At one stage it fell as much as 6% to $1.1841 – the biggest move since the Brexit vote – before recovering to $1.23, still down 1.5%.

It is not clear what triggered the sudden sell-off. Analysts say it could have been automated trading systems reacting to a news report.

The pound has been volatile since the UK voted to leave the European Union.

The sharp drop came after the Financial Times newspaper published a story online about French President Francois Hollande demanding “tough Brexit negotiations”.

“It’s difficult to know exactly what triggered it,” Angus Nicholson, market analyst with IG in Melbourne, told the BBC.

Analysts think the situation could have been exacerbated by trading algorithms – software which is designed to trade automatically and can react much faster than human traders.

Chain reaction

“Possibly a keyword or newsflow-focused algorithm started the selling in the pound based on that article, and other algorithms may have seen the volume and momentum coming into the pound at what is normally a relatively low volume time,” Mr Nicholson said.

A computer may have been set to scan the news for negative Brexit stories, with the order to sell if it found any.

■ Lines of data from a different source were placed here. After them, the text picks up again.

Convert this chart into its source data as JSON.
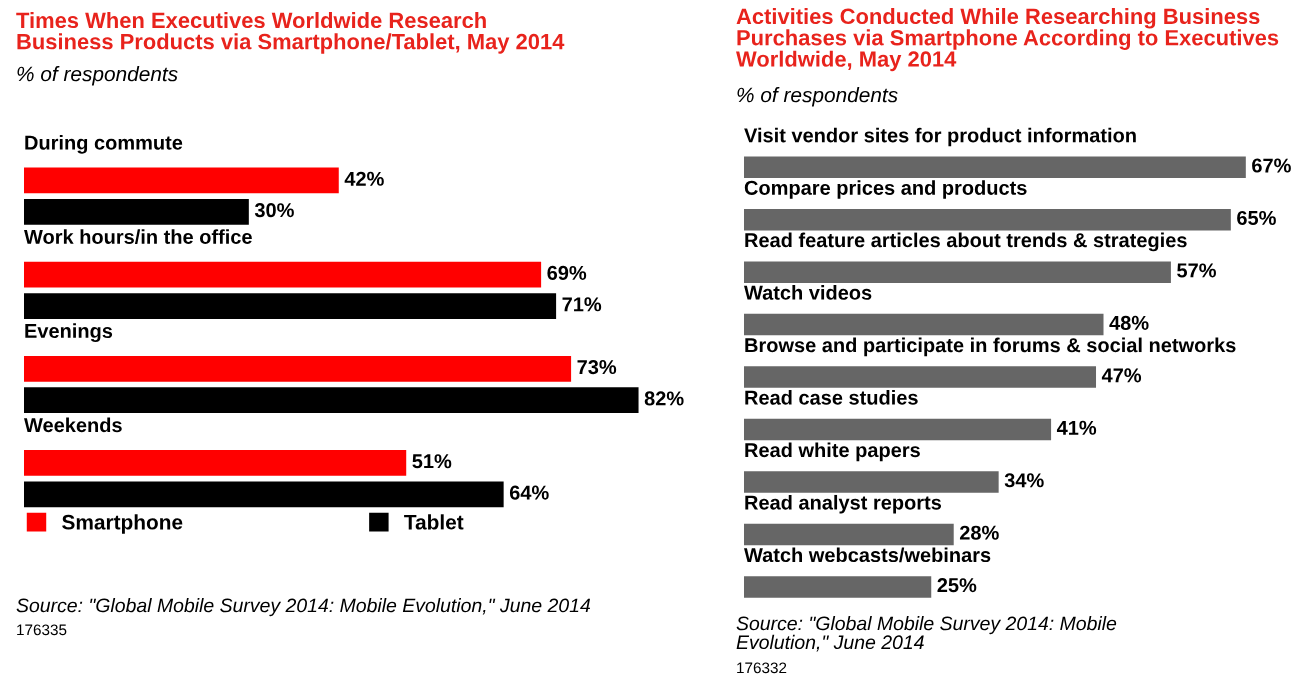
{
  "chart_data": [
    {
      "type": "bar",
      "orientation": "horizontal",
      "title": "Times When Executives Worldwide Research\nBusiness Products via Smartphone/Tablet, May 2014",
      "subtitle": "% of respondents",
      "categories": [
        "During commute",
        "Work hours/in the office",
        "Evenings",
        "Weekends"
      ],
      "series": [
        {
          "name": "Smartphone",
          "color": "#ff0000",
          "values": [
            42,
            69,
            73,
            51
          ],
          "value_labels": [
            "42%",
            "69%",
            "73%",
            "51%"
          ]
        },
        {
          "name": "Tablet",
          "color": "#000000",
          "values": [
            30,
            71,
            82,
            64
          ],
          "value_labels": [
            "30%",
            "71%",
            "82%",
            "64%"
          ]
        }
      ],
      "legend": "bottom left",
      "annotations": [
        "Source: \"Global Mobile Survey 2014: Mobile Evolution,\" June 2014",
        "176335"
      ]
    },
    {
      "type": "bar",
      "orientation": "horizontal",
      "title": "Activities Conducted While Researching Business\nPurchases via Smartphone According to Executives\nWorldwide, May 2014",
      "subtitle": "% of respondents",
      "categories": [
        "Visit vendor sites for product information",
        "Compare prices and products",
        "Read feature articles about trends & strategies",
        "Watch videos",
        "Browse and participate in forums & social networks",
        "Read case studies",
        "Read white papers",
        "Read analyst reports",
        "Watch webcasts/webinars"
      ],
      "series": [
        {
          "color": "#666666",
          "values": [
            67,
            65,
            57,
            48,
            47,
            41,
            34,
            28,
            25
          ],
          "value_labels": [
            "67%",
            "65%",
            "57%",
            "48%",
            "47%",
            "41%",
            "34%",
            "28%",
            "25%"
          ]
        }
      ],
      "annotations": [
        "Source: \"Global Mobile Survey 2014: Mobile\nEvolution,\" June 2014",
        "176332"
      ]
    }
  ]
}
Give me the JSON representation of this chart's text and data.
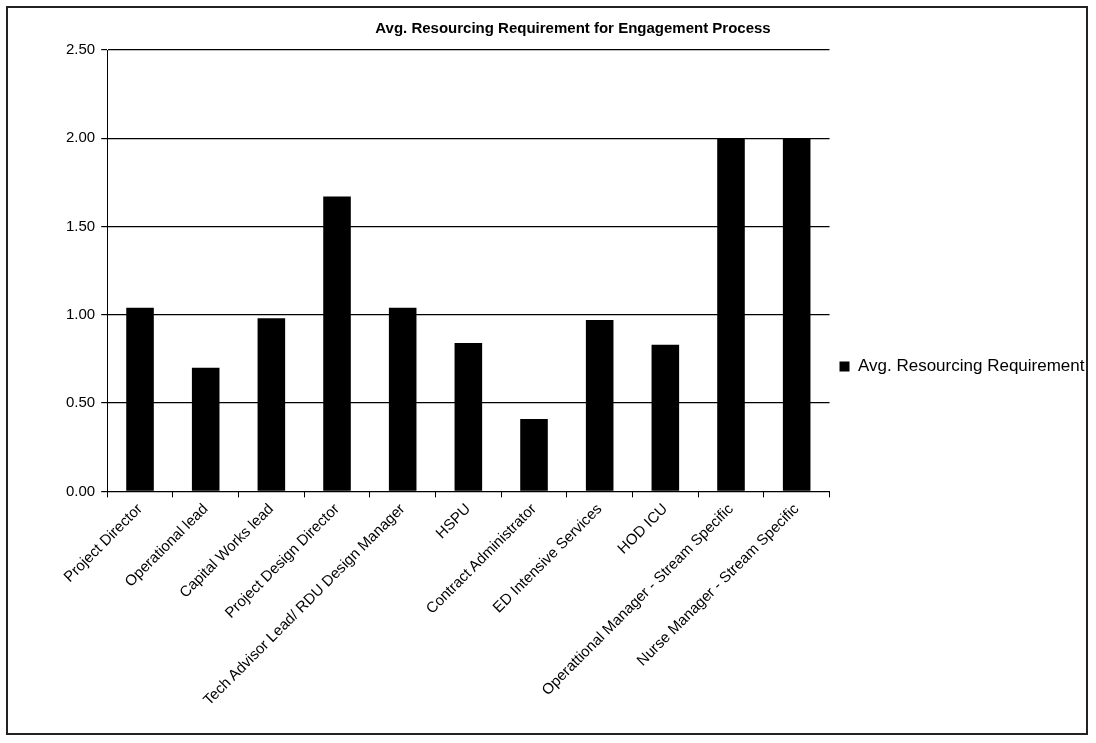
{
  "chart_data": {
    "type": "bar",
    "title": "Avg. Resourcing Requirement for Engagement Process",
    "categories": [
      "Project Director",
      "Operational lead",
      "Capital Works lead",
      "Project Design Director",
      "Tech Advisor Lead/ RDU Design Manager",
      "HSPU",
      "Contract Administrator",
      "ED Intensive Services",
      "HOD ICU",
      "Operattional Manager - Stream Specific",
      "Nurse Manager - Stream Specific"
    ],
    "series": [
      {
        "name": "Avg. Resourcing Requirement",
        "color": "#000000",
        "values": [
          1.04,
          0.7,
          0.98,
          1.67,
          1.04,
          0.84,
          0.41,
          0.97,
          0.83,
          2.0,
          2.0
        ]
      }
    ],
    "ylim": [
      0,
      2.5
    ],
    "yticks": [
      {
        "value": 0,
        "label": "0.00"
      },
      {
        "value": 0.5,
        "label": "0.50"
      },
      {
        "value": 1,
        "label": "1.00"
      },
      {
        "value": 1.5,
        "label": "1.50"
      },
      {
        "value": 2,
        "label": "2.00"
      },
      {
        "value": 2.5,
        "label": "2.50"
      }
    ],
    "grid": "y",
    "legend": "right"
  }
}
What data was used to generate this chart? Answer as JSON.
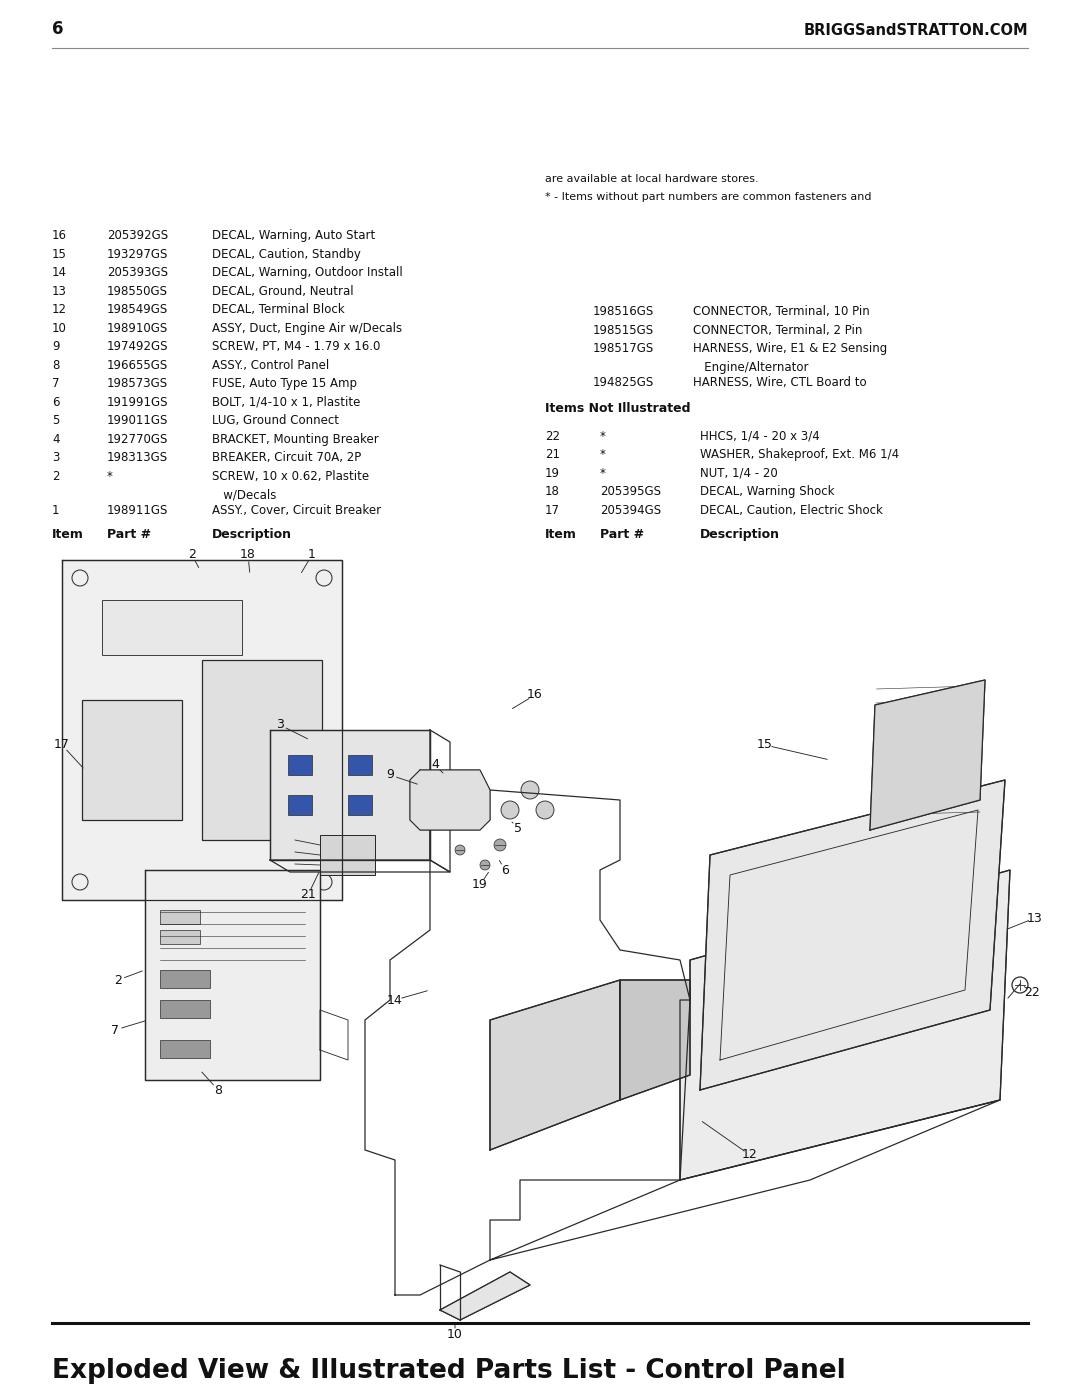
{
  "title": "Exploded View & Illustrated Parts List - Control Panel",
  "page_number": "6",
  "website": "BRIGGSandSTRATTON.COM",
  "background_color": "#ffffff",
  "title_fontsize": 19,
  "title_fontweight": "bold",
  "parts_left": [
    {
      "item": "1",
      "part": "198911GS",
      "desc1": "ASSY., Cover, Circuit Breaker",
      "desc2": "   w/Decals"
    },
    {
      "item": "2",
      "part": "*",
      "desc1": "SCREW, 10 x 0.62, Plastite",
      "desc2": ""
    },
    {
      "item": "3",
      "part": "198313GS",
      "desc1": "BREAKER, Circuit 70A, 2P",
      "desc2": ""
    },
    {
      "item": "4",
      "part": "192770GS",
      "desc1": "BRACKET, Mounting Breaker",
      "desc2": ""
    },
    {
      "item": "5",
      "part": "199011GS",
      "desc1": "LUG, Ground Connect",
      "desc2": ""
    },
    {
      "item": "6",
      "part": "191991GS",
      "desc1": "BOLT, 1/4-10 x 1, Plastite",
      "desc2": ""
    },
    {
      "item": "7",
      "part": "198573GS",
      "desc1": "FUSE, Auto Type 15 Amp",
      "desc2": ""
    },
    {
      "item": "8",
      "part": "196655GS",
      "desc1": "ASSY., Control Panel",
      "desc2": ""
    },
    {
      "item": "9",
      "part": "197492GS",
      "desc1": "SCREW, PT, M4 - 1.79 x 16.0",
      "desc2": ""
    },
    {
      "item": "10",
      "part": "198910GS",
      "desc1": "ASSY, Duct, Engine Air w/Decals",
      "desc2": ""
    },
    {
      "item": "12",
      "part": "198549GS",
      "desc1": "DECAL, Terminal Block",
      "desc2": ""
    },
    {
      "item": "13",
      "part": "198550GS",
      "desc1": "DECAL, Ground, Neutral",
      "desc2": ""
    },
    {
      "item": "14",
      "part": "205393GS",
      "desc1": "DECAL, Warning, Outdoor Install",
      "desc2": ""
    },
    {
      "item": "15",
      "part": "193297GS",
      "desc1": "DECAL, Caution, Standby",
      "desc2": ""
    },
    {
      "item": "16",
      "part": "205392GS",
      "desc1": "DECAL, Warning, Auto Start",
      "desc2": ""
    }
  ],
  "parts_right": [
    {
      "item": "17",
      "part": "205394GS",
      "desc1": "DECAL, Caution, Electric Shock",
      "desc2": ""
    },
    {
      "item": "18",
      "part": "205395GS",
      "desc1": "DECAL, Warning Shock",
      "desc2": ""
    },
    {
      "item": "19",
      "part": "*",
      "desc1": "NUT, 1/4 - 20",
      "desc2": ""
    },
    {
      "item": "21",
      "part": "*",
      "desc1": "WASHER, Shakeproof, Ext. M6 1/4",
      "desc2": ""
    },
    {
      "item": "22",
      "part": "*",
      "desc1": "HHCS, 1/4 - 20 x 3/4",
      "desc2": ""
    }
  ],
  "not_illustrated_header": "Items Not Illustrated",
  "not_illustrated": [
    {
      "part": "194825GS",
      "desc1": "HARNESS, Wire, CTL Board to",
      "desc2": "   Engine/Alternator"
    },
    {
      "part": "198517GS",
      "desc1": "HARNESS, Wire, E1 & E2 Sensing",
      "desc2": ""
    },
    {
      "part": "198515GS",
      "desc1": "CONNECTOR, Terminal, 2 Pin",
      "desc2": ""
    },
    {
      "part": "198516GS",
      "desc1": "CONNECTOR, Terminal, 10 Pin",
      "desc2": ""
    }
  ],
  "footnote1": "* - Items without part numbers are common fasteners and",
  "footnote2": "are available at local hardware stores.",
  "header_fontsize": 9,
  "body_fontsize": 8.5
}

“That may have brought in other algorithms which compounded the selling creating a feedback loop that resulted in a flash crash,” Mr Nicholson explained.

The incident happened at a time when there is very little pound trading going on – which means that any sell-off will have a bigger impact than during busy hours.

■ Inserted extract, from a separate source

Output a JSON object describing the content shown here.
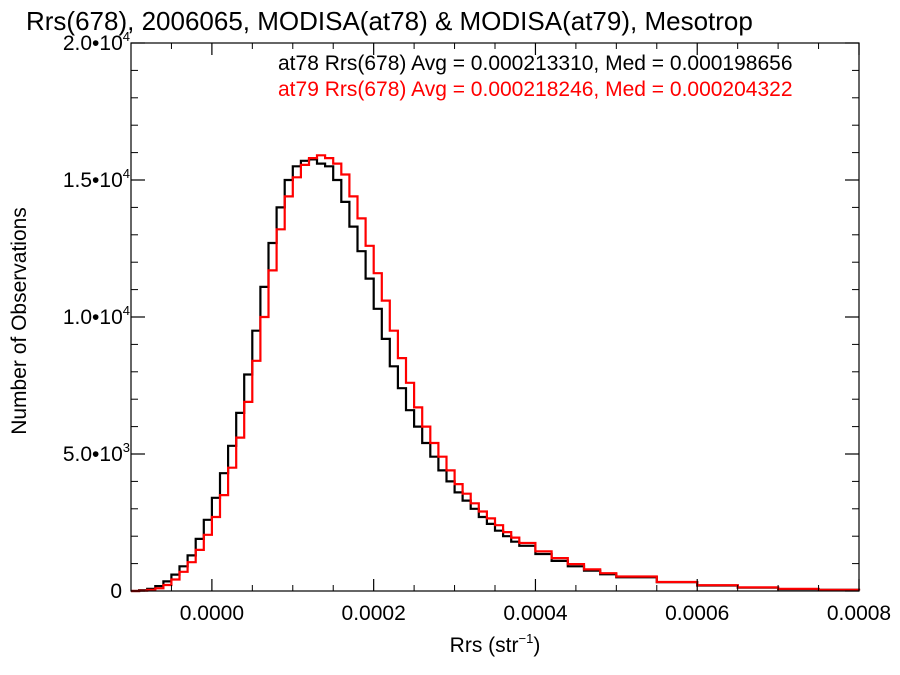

“It’s a very volatile currency at the moment,” Mr Nicholson said.

Last Sunday, the Prime Minister Theresa May said she would trigger Article 50, the clause needed to start the exit process, by the end of March 2017.

Sterling has been “on a precipice” since then, according to Sean Callow, senior currency strategist at Australian bank, Westpac.

“I think we’ve underestimated how many people had money positions for a very wishy-washy Brexit, or even none,” he said.

Interconnected world

Even though the pound recovered ground immediately after the flash crash, Friday’s tumble might still have a broader impact.

“In this deeply interconnected and highly automated world of trading, a move as sharp as what we saw this morning on a product as widely traded as the Sterling will almost certainly lead to unintended consequences for many,” said Nicholas Teo of KGI Securities in Singapore.

Unlike after the Brexit vote in June, markets were not prepared for any sudden moves this Friday.

“What could follow next, is a period of reconciliation and accountability for many brokers and their clients’ accounts,” Mr Teo wrote.